Зойка Три Стакана среди первых мероприятий советской власти распорядилась установить на фабриках, заводах и железнодорожных мастерских рабочий контроль из числа большевиков, естественно. Старорежимные спецы, которые либо не успели убежать, либо приняли с энтузиазмом советскую власть, осуществляли руководство этими производствами, но рабочий контроль отчаянно мешал им это делать, суясь во все вопросы своим пролетарским носом.

Первое, что сделали профсоюзы вместе с рабочим контролем, – так это уничтожили разницу в оплате труда рабочих (высококвалифицированных и неквалифицированных), что вызвало резкую критику со стороны спецов. Тогда и спецам стали платить столько же – будут знать, как болтать! А поскольку работа в большей части на фабриках не была сдельной и все рабочие получали одинаково вне зависимости от квалификации, опыта и количества произведённой продукции, первыми возмутились квалифицированные рабочие, которые в старые царские времена, получая хорошие зарплаты, были «белой костью» пролетариата – имели добротные дома в рабочих слободах, хорошо одевались и книжки читали. Их возмущение легко понять: мол, мы работаем и лучше, и больше, и качественнее – так почему же нам платят так же мало, как и чернорабочим?

На это им партийцы ответили:

– А где же революционная справедливость? Мы что – хотим, чтобы у нас были и бедные, и богатые? Как при старом режиме? Нет, не хотим. Значит, все должны быть равны – и в возможности одинаково хорошо трудиться, и в возможности получать одинаковые карточки. И ваша революционно-пролетарская сознательность, а не размер карточки, должна вести вперёд, к тому, чтобы вы работали лучше, чем прежде, – ведь теперь вы работаете не на пузатого фабриканта, а на рабоче-крестьянскую советскую власть!

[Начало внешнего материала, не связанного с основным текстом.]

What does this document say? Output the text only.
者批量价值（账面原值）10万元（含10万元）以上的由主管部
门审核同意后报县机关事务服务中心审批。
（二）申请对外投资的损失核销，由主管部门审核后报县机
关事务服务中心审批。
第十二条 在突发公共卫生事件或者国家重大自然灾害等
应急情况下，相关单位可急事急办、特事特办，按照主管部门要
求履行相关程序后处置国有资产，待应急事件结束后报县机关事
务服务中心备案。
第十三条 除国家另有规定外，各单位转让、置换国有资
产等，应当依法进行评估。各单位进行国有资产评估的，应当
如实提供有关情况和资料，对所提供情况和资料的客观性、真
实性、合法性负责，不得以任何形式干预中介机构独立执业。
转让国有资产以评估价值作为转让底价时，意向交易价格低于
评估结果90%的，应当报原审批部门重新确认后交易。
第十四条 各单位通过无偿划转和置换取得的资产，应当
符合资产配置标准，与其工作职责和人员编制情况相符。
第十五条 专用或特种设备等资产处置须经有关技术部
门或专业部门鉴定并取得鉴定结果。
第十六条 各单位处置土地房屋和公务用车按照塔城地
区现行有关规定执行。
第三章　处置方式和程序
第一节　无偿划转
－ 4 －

Тогда квалифицированные рабочие перестали активно работать, а просто делали вид, что работают, и в основном отсиживали время на рабочих местах, либо что-либо изготавливали, как тогда стали говорить «налево». Объёмы производства на предприятиях Глупова ещё больше падали. Не отставали по уровню падения производства и железнодорожные мастерские.

Для того чтобы рабочие с голодухи не разбежались, руководители предприятий, по согласованию с властью, стали выдавать часть зарплаты (а она ещё существовала как пережиток прошлого) натурой: лыковязальный комбинат выдавал лыко, а также лапти и лукошки из него; пеньковый завод – пеньковую верёвку и грубую льняную ткань для мешковины; железнодорожные мастерские – железные рессоры, колёса и пропитанные креозотом шпалы. Легче всего в таких условиях было работникам лыковязального комбината и пенькового завода – они обменивали в деревнях Глуповской губернии свою продукцию на еду. А вот работникам железнодорожных мастерских было сложнее – на первых порах крестьяне ещё обменивали железнодорожные колёса на хлеб и сало, поскольку крестьяне думали примерно так: «мало ли что? А вдруг пригодится?». Но через некоторое время крестьяне поняли, что вряд ли им пригодятся тяжёлые железнодорожные колёса или рессоры. Тогда рабочие железнодорожных мастерских, не находя сбыта своим рессорам и не имея никаких заработков, стали голодать и грозились бросить работу. Советская власть пошла навстречу трудящимся и официально разрешила им на своих рабочих местах выпускать продукцию для продажи (дополнительно к основной работе), а не только чинить прохудившиеся вагоны и паровозы. Теперь рабочие мастерских и фабрик Глупова были заняты тем, что из имеющихся на предприятии материалов делали для себя продукцию на продажу: медные зажигалки, ножи, топоры, ломы и т. п. После этого рабочие выделяли из своего круга ходоков, которых отправляли по деревням – обменивать произведённое на хлеб, мясо и овощи. Времени для работы на советскую власть у рабочих почти не оставалось – вагоны не чинились, лыко не вязалось.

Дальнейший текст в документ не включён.